Have you ever looked at the accuracy and quality of your contact and B2B information?
In B2B marketing, it continues to take time to get the right content to people.
Salesforce began to analyze over 15 million data points starting in 2014 from two of the essential B2B databases, Data.com and LinkedIn.
Mathew Sweezey says Thanks, Brian; I’m glad you are here. My background is quite interesting. My experience is relevant to this conversation because I was one the very early employees of Pardot back in the day, a marketing automation platform. We grew the company and sold it to Exact Target, later acquired by Salesforce.com.
In addition to that, I also wrote Marketing Automation For Dummies. As Principal of Marketing Insight at Salesforce.com, I am responsible for forward-looking marketing ideas.
What inspired or motivated you to conduct this research?
These are fundamental marketing questions to me. What bothers me most is that no one was asking them or if they even knew they should be asking them.
Let me explain.
Marketers need metrics. So we had 10,000 email addresses in the last year. This would be a way for us to prove our efforts. It’s similar to saying, “I’ve got 10.” Ten of what number? This is the question. This is the question. This is what ignited this.

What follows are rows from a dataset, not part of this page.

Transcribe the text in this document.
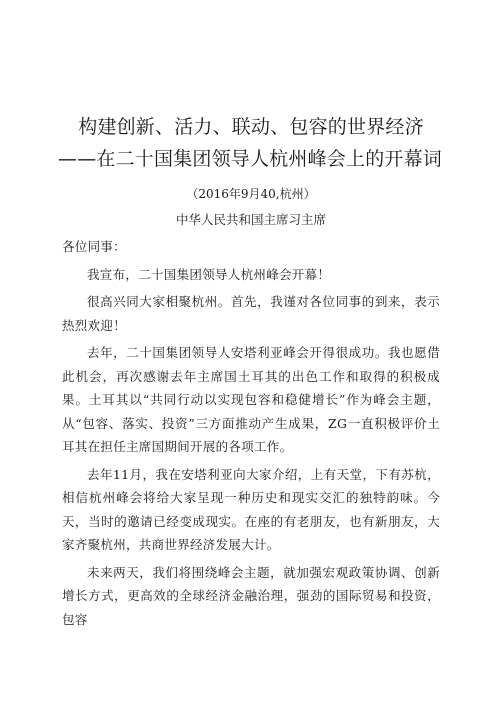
构建创新、活力、联动、包容的世界经济
——在二十国集团领导人杭州峰会上的开幕词
（2016年9月40,杭州）
中华人民共和国主席习主席

各位同事：

我宣布，二十国集团领导人杭州峰会开幕！

很高兴同大家相聚杭州。首先，我谨对各位同事的到来，表示热烈欢迎！

去年，二十国集团领导人安塔利亚峰会开得很成功。我也愿借此机会，再次感谢去年主席国土耳其的出色工作和取得的积极成果。土耳其以“共同行动以实现包容和稳健增长”作为峰会主题，从“包容、落实、投资”三方面推动产生成果，ZG一直积极评价土耳其在担任主席国期间开展的各项工作。

去年11月，我在安塔利亚向大家介绍，上有天堂，下有苏杭，相信杭州峰会将给大家呈现一种历史和现实交汇的独特韵味。今天，当时的邀请已经变成现实。在座的有老朋友，也有新朋友，大家齐聚杭州，共商世界经济发展大计。

未来两天，我们将围绕峰会主题，就加强宏观政策协调、创新增长方式，更高效的全球经济金融治理，强劲的国际贸易和投资，包容
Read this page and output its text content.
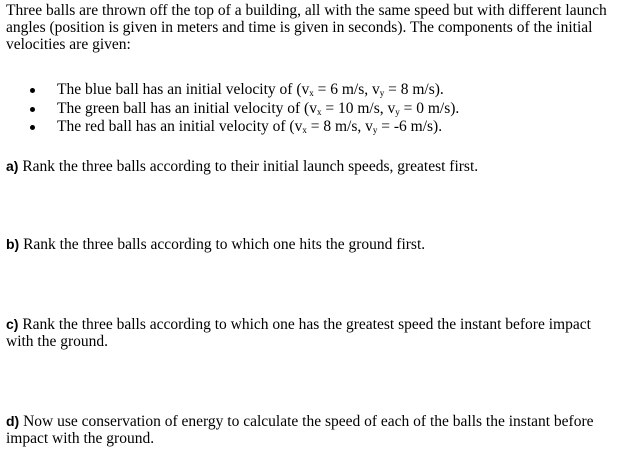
Three balls are thrown off the top of a building, all with the same speed but with different launch angles (position is given in meters and time is given in seconds). The components of the initial velocities are given:

The blue ball has an initial velocity of ($v_x = 6$ m/s, $v_y = 8$ m/s).
The green ball has an initial velocity of ($v_x = 10$ m/s, $v_y = 0$ m/s).
The red ball has an initial velocity of ($v_x = 8$ m/s, $v_y = -6$ m/s).

a) Rank the three balls according to their initial launch speeds, greatest first.

b) Rank the three balls according to which one hits the ground first.

c) Rank the three balls according to which one has the greatest speed the instant before impact with the ground.

d) Now use conservation of energy to calculate the speed of each of the balls the instant before impact with the ground.
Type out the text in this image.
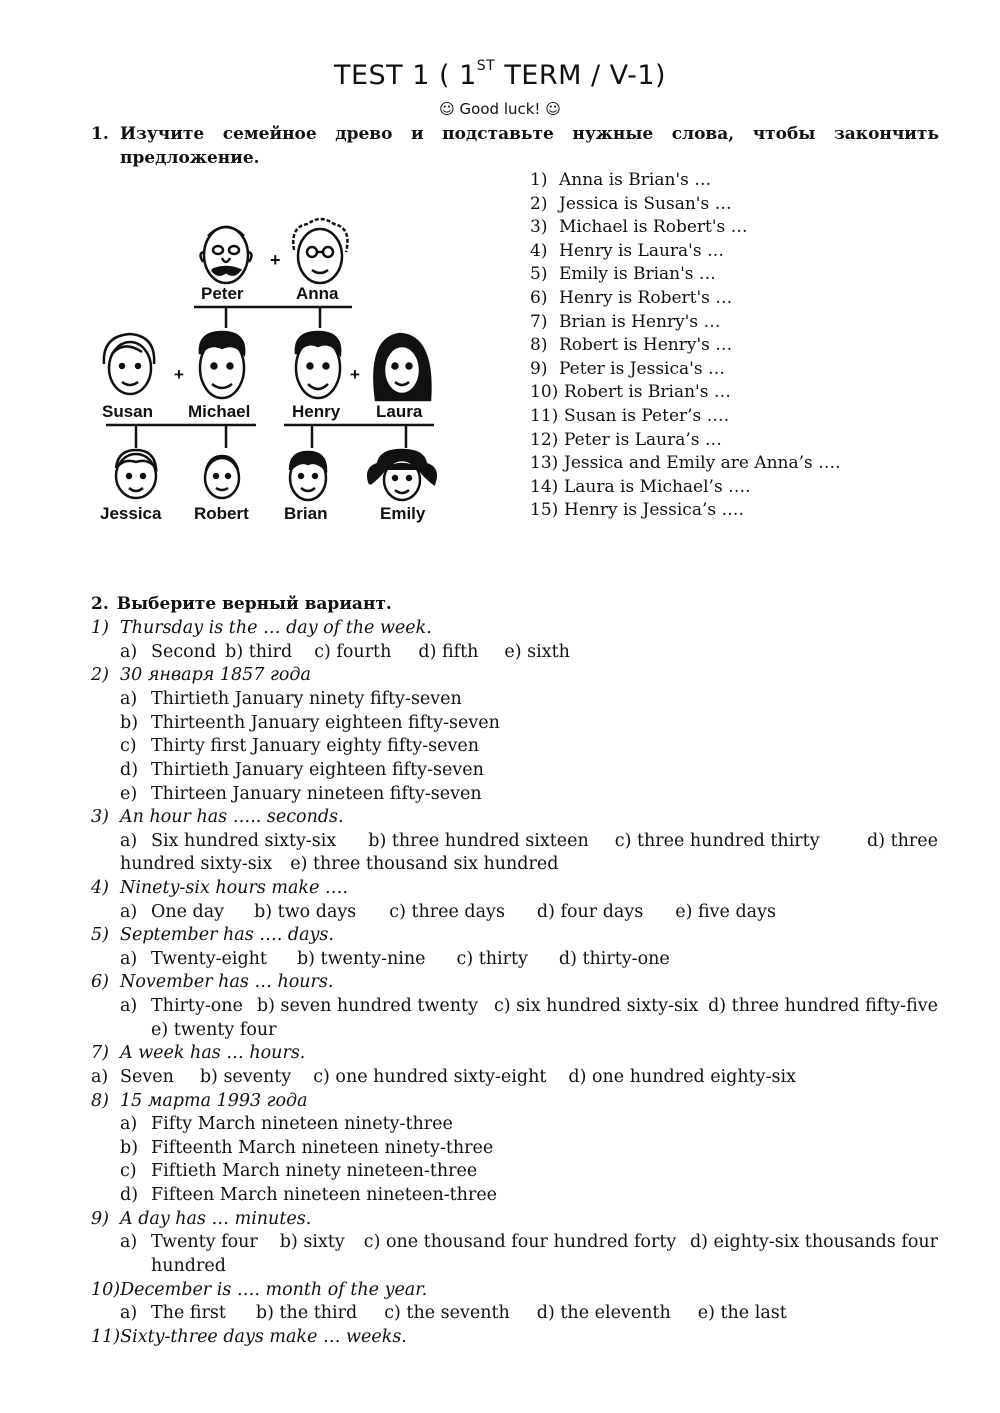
TEST 1 ( 1ST TERM / V-1)
☺ Good luck! ☺
1. Изучите семейное древо и подставьте нужные слова, чтобы закончить предложение.
1) Anna is Brian's …
2) Jessica is Susan's …
3) Michael is Robert's …
4) Henry is Laura's …
5) Emily is Brian's …
6) Henry is Robert's …
7) Brian is Henry's …
8) Robert is Henry's …
9) Peter is Jessica's …
10) Robert is Brian's …
11) Susan is Peter’s ….
12) Peter is Laura’s …
13) Jessica and Emily are Anna’s ….
14) Laura is Michael’s ….
15) Henry is Jessica’s ….
+
Peter	Anna
+	+
Susan Michael Henry Laura
Jessica Robert Brian	Emily
2. Выберите верный вариант.
1) Thursday is the … day of the week.
a) Second b) third c) fourth d) fifth e) sixth
2) 30 января 1857 года
a) Thirtieth January ninety fifty-seven
b) Thirteenth January eighteen fifty-seven
c) Thirty first January eighty fifty-seven
d) Thirtieth January eighteen fifty-seven
e) Thirteen January nineteen fifty-seven
3) An hour has ….. seconds.
a) Six hundred sixty-six b) three hundred sixteen c) three hundred thirty	d) three
hundred sixty-six e) three thousand six hundred
4) Ninety-six hours make ….
a) One day b) two days c) three days d) four days e) five days
5) September has …. days.
a) Twenty-eight b) twenty-nine c) thirty d) thirty-one
6) November has … hours.
a) Thirty-one b) seven hundred twenty c) six hundred sixty-six d) three hundred fifty-five
e) twenty four
7) A week has … hours.
a) Seven b) seventy c) one hundred sixty-eight d) one hundred eighty-six
8) 15 марта 1993 года
a) Fifty March nineteen ninety-three
b) Fifteenth March nineteen ninety-three
c) Fiftieth March ninety nineteen-three
d) Fifteen March nineteen nineteen-three
9) A day has … minutes.
a) Twenty four b) sixty c) one thousand four hundred forty d) eighty-six thousands four
hundred
10)December is …. month of the year.
a) The first b) the third c) the seventh d) the eleventh e) the last
11)Sixty-three days make … weeks.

The idea for this project was born a few years ago. I wanted to understand the value of email and how we value our email addresses. It costs about $150 for a B2B company to get an email address.
The average size of an email database for B2B is approximately 50,000 names. This is what a marketer needs. Let me clarify that this is different from their addressable market. If you add these two factors, you get a marketer’s seven-and-a-half million dollar asset, their email list. This is the biggest asset a marketer has, and it’s not even close. When you say this is the most significant asset, you must ask fundamental questions about how we assess it, what it does, and how often it churns. We don’t have any data to give you. We only have one measure of the health and safety of our email databases: did an email bounce? Horrible metric. This is what brought me to this point.
Brian: Wow! I am still processing the $150 cost of an email address plus the data size. This is something that marketers don’t consider, based on my experience.